Call for Contributions: “Data, Archives, & Tool Demos” at the 2024 DGPuK Annual Conference

We are excited to announce that Methods Lab lead Christian Strippel organizes a panel on “Data, Archive & Tool Demos” at the Annual Conference of the German Communication Association (DGPuK) on March 13-15, 2024, in Erfurt. The corresponding Call for Contributions can be found here: https://www.dgpuk2024.de/sonderfenster/

Similar to the “Tool Demos” at international conferences, the panel serves as a forum for sharing reusable research data, databases, collections, archives, as well as tools and R packages with a wider academic audience. This initiative builds on the success of the “Research Software for Communication and Media Studies” panel in 2019, but this time aiming to enhance the development, provision, and utilization of research infrastructures and resources in German-speaking communication and media research in general.

Colleagues who wish to present data, archives, or tools at the panel are invited to submit a short abstract (200-300 words), with relevant links or screenshots, to christian.strippel@weizenbaum-institut.de by the submission deadline of November 30, 2023. To be eligible for submission, your tool or resource should not have been previously featured in the research tools panel 2019 or the special issue in Publizistik. It should be openly available for scholarly reuse and not operated for commercial purposes.

For more information and submission guidelines, please visit this page.

Book Launch: Challenges and Perspectives of Hate Speech Research

We are thrilled to announce the release of “Challenges and Perspectives of Hate Speech Research,” a collection of 26 texts on contemporary forms of hate speech by scholars from various disciplines and countries. The anthology is co-edited by Methods Lab members Christian Strippel and Martin Emmer, together with research colleagues Sünje Paasch-Colberg and Joachim Trebbe. Divided into three sections, it covers present-day political issues and developments, provides an overview of key concepts, terms, and definitions, and offers numerous methodological perspectives on the topic.
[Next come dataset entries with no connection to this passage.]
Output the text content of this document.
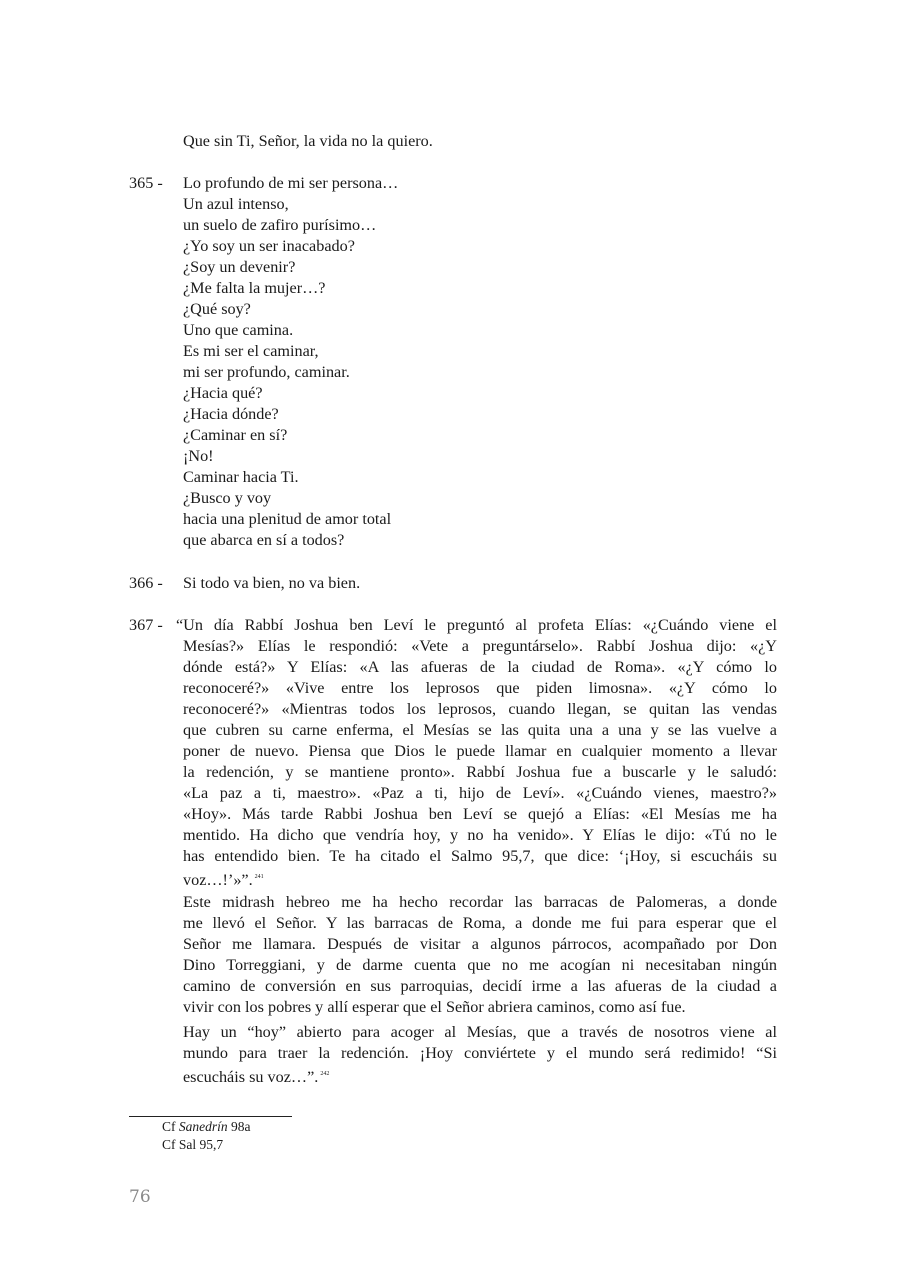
Que sin Ti, Señor, la vida no la quiero.
365 - Lo profundo de mi ser persona…
Un azul intenso,
un suelo de zafiro purísimo…
¿Yo soy un ser inacabado?
¿Soy un devenir?
¿Me falta la mujer…?
¿Qué soy?
Uno que camina.
Es mi ser el caminar,
mi ser profundo, caminar.
¿Hacia qué?
¿Hacia dónde?
¿Caminar en sí?
¡No!
Caminar hacia Ti.
¿Busco y voy
hacia una plenitud de amor total
que abarca en sí a todos?
366 - Si todo va bien, no va bien.
367 - “Un día Rabbí Joshua ben Leví le preguntó al profeta Elías: «¿Cuándo viene el
Mesías?» Elías le respondió: «Vete a preguntárselo». Rabbí Joshua dijo: «¿Y
dónde está?» Y Elías: «A las afueras de la ciudad de Roma». «¿Y cómo lo
reconoceré?» «Vive entre los leprosos que piden limosna». «¿Y cómo lo
reconoceré?» «Mientras todos los leprosos, cuando llegan, se quitan las vendas
que cubren su carne enferma, el Mesías se las quita una a una y se las vuelve a
poner de nuevo. Piensa que Dios le puede llamar en cualquier momento a llevar
la redención, y se mantiene pronto». Rabbí Joshua fue a buscarle y le saludó:
«La paz a ti, maestro». «Paz a ti, hijo de Leví». «¿Cuándo vienes, maestro?»
«Hoy». Más tarde Rabbi Joshua ben Leví se quejó a Elías: «El Mesías me ha
mentido. Ha dicho que vendría hoy, y no ha venido». Y Elías le dijo: «Tú no le
has entendido bien. Te ha citado el Salmo 95,7, que dice: ‘¡Hoy, si escucháis su
voz…!’»”. $^{241}$
Este midrash hebreo me ha hecho recordar las barracas de Palomeras, a donde
me llevó el Señor. Y las barracas de Roma, a donde me fui para esperar que el
Señor me llamara. Después de visitar a algunos párrocos, acompañado por Don
Dino Torreggiani, y de darme cuenta que no me acogían ni necesitaban ningún
camino de conversión en sus parroquias, decidí irme a las afueras de la ciudad a
vivir con los pobres y allí esperar que el Señor abriera caminos, como así fue.
Hay un “hoy” abierto para acoger al Mesías, que a través de nosotros viene al
mundo para traer la redención. ¡Hoy conviértete y el mundo será redimido! “Si
escucháis su voz…”. $^{242}$
Cf Sanedrín 98a
Cf Sal 95,7
76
Whether you are a fellow academic researcher or a concerned netizen, this book is a must-read for anyone interested in the dynamic field of interdisciplinary hate speech research and the future of our evolving digital landscape.

Challenges and Perspectives of Hate Speech Research is open access!
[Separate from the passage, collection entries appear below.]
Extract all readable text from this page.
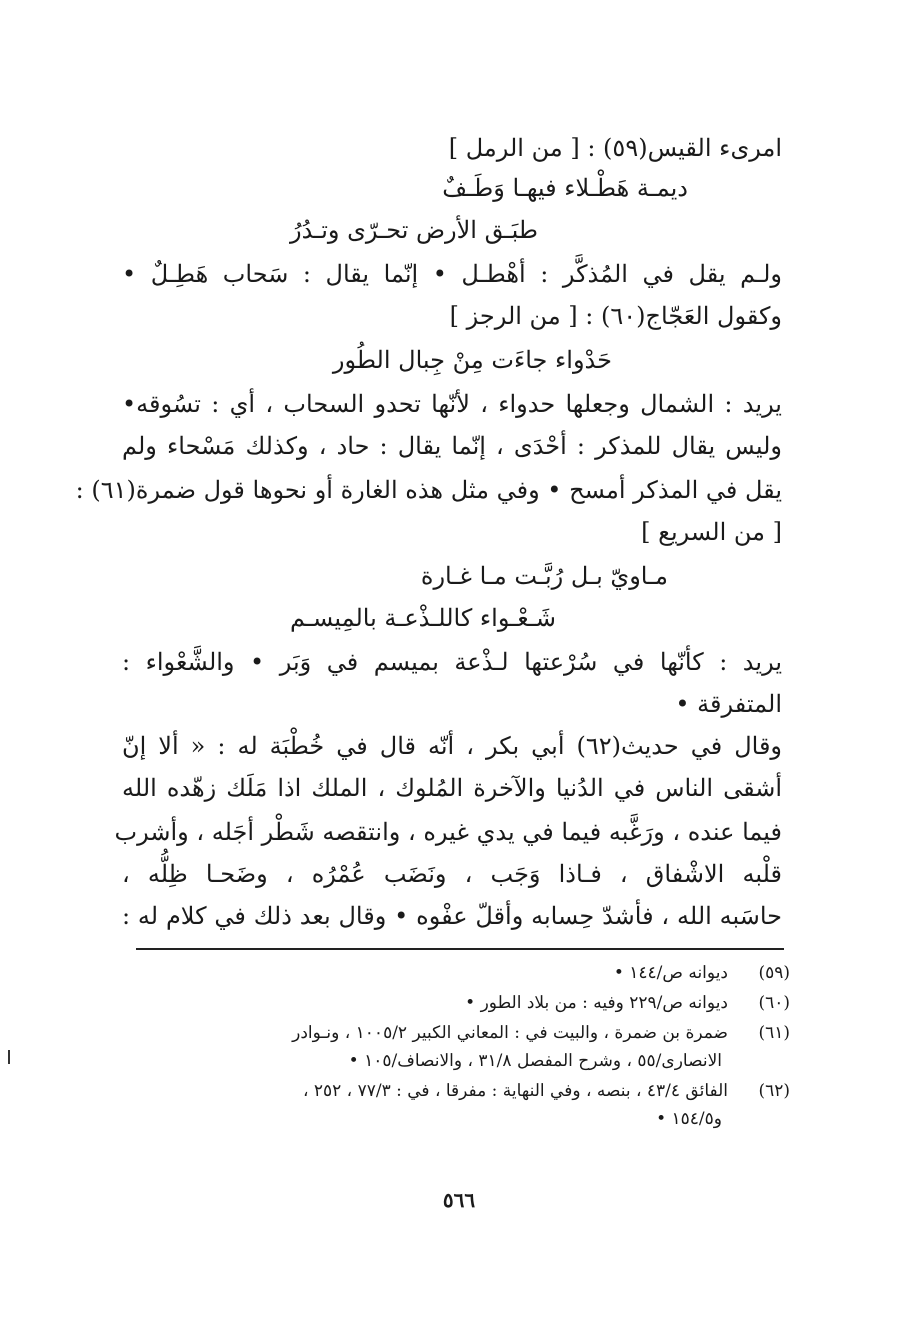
امرىء القيس(٥٩) : [ من الرمل ]
ديمـة هَطْـلاء فيهـا وَطَـفٌ
طبَـق الأرض تحـرّى وتـدُرُ
ولـم يقل في المُذكَّر : أهْطـل • إنّما يقال : سَحاب هَطِـلٌ •
وكقول العَجّاج(٦٠) : [ من الرجز ]
حَدْواء جاءَت مِنْ جِبال الطُور
يريد : الشمال وجعلها حدواء ، لأنّها تحدو السحاب ، أي : تسُوقه•
وليس يقال للمذكر : أحْدَى ، إنّما يقال : حاد ، وكذلك مَسْحاء ولم
يقل في المذكر أمسح • وفي مثل هذه الغارة أو نحوها قول ضمرة(٦١) :
[ من السريع ]
مـاويّ بـل رُبَّـت مـا غـارة
شَـعْـواء كاللـذْعـة بالمِيسـم
يريد : كأنّها في سُرْعتها لـذْعة بميسم في وَبَر • والشَّعْواء :
المتفرقة •
وقال في حديث(٦٢) أبي بكر ، أنّه قال في خُطْبَة له : « ألا إنّ
أشقى الناس في الدُنيا والآخرة المُلوك ، الملك اذا مَلَك زهّده الله
فيما عنده ، ورَغَّبه فيما في يدي غيره ، وانتقصه شَطْر أجَله ، وأشرب
قلْبه الاشْفاق ، فـاذا وَجَب ، ونَضَب عُمْرُه ، وضَحـا ظِلُّه ،
حاسَبه الله ، فأشدّ حِسابه وأقلّ عفْوه • وقال بعد ذلك في كلام له :
(٥٩)ديوانه ص/١٤٤ •
(٦٠)ديوانه ص/٢٢٩ وفيه : من بلاد الطور •
(٦١)ضمرة بن ضمرة ، والبيت في : المعاني الكبير ١٠٠٥/٢ ، ونـوادر
الانصارى/٥٥ ، وشرح المفصل ٣١/٨ ، والانصاف/١٠٥ •
(٦٢)الفائق ٤٣/٤ ، بنصه ، وفي النهاية : مفرقا ، في : ٧٧/٣ ، ٢٥٢ ،
و١٥٤/٥ •
٥٦٦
This book is the result of a conference that could not take place. It is a collection of 26 texts that address and discuss the latest developments in international hate speech research from a wide range of disciplinary perspectives. This includes case studies from Brazil, Lebanon, Poland, Nigeria, and India, theoretical introductions to the concepts of hate speech, dangerous speech, incivility, toxicity, extreme speech, and dark participation, as well as reflections on methodological challenges such as scraping, annotation, datafication, implicity, explainability, and machine learning. As such, it provides a much-needed forum for cross-national and cross-disciplinary conversations in what is currently a very vibrant field of research.

Software Review: BRAT Rapid Annotation Tool

Our Methods Lab group lead and WI research associate, Christian Strippel, has written a software review of the BRAT rapid annotation tool, co-authored by Laura Laugwitz, Sünje Paasch-Colberg, Katharina Esau, and Annett Heft. The review is published in issue 4/2022 of Medien & Kommunikationswissenschaft. Read the article here.

In the context of interdisciplinary collaboration, especially with colleagues from computer science, communication and media research has for some time been confronted with a wide range of research software with which it has had little prior experience. In addition to programming lan­guages such as Python or R, these include specific tools for text analysis that represent an alterna­tive to previous variants of computer-assisted content analysis. With the brat rapid annotation tool (BRAT) we present such an alternative in this paper and review it against the background of our experience in using it. BRAT is a web-based open-source text annotation tool that was developed by an international team of computer scientists about ten years ago. The article introduces the tool and its most important features, presents examples for its use in qualitative and quantitative content analyses on the basis of three case studies, and finally evaluates it with regard to potentials and difficulties for the field.